San Antonio en tierras italianas, en compañía de otros muchos hermanos franciscanos, comenzó una vida nueva. Una de sus actividades apostólicas más arriesgadas la realizó en el sur de Francia, intentando frenar la herejía de cátaros y albigenses, cuyos errores anticatólicos dividían al pueblo cristiano. Antonio logró con su convincente elocuencia numerosas conversiones. En uno de sus sermones instruía a los cristianos sobre las cualidades del buen predicador con estos consejos:
1º “Los predicadores son los pies de Cristo. Ellos le llevan por todo el mundo”.

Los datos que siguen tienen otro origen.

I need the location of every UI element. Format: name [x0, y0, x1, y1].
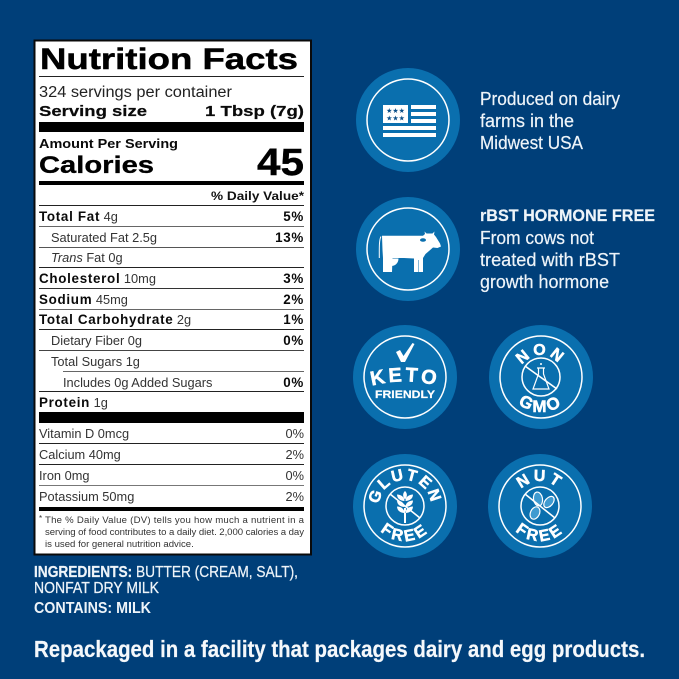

2º "Deben ser sumamente humildes".
3º "El testimonio de su vida debe ser su arma de persuasión".
Este rasgo de la vida de San Antonio nos interroga a todos. ¿Hasta qué punto el cristiano de hoy siente esos deseos de anunciar a Cristo y dar la vida por Él?
El novelista francés Albert Camus escribió: "El papel de los cristianos es gritar, pero yo no les oigo”. Los cristianos deberíamos gritar más contra la mentira, la injusticia, el odio, la guerra, el hambre…y anunciar con más valentía a Cristo y su evangelio.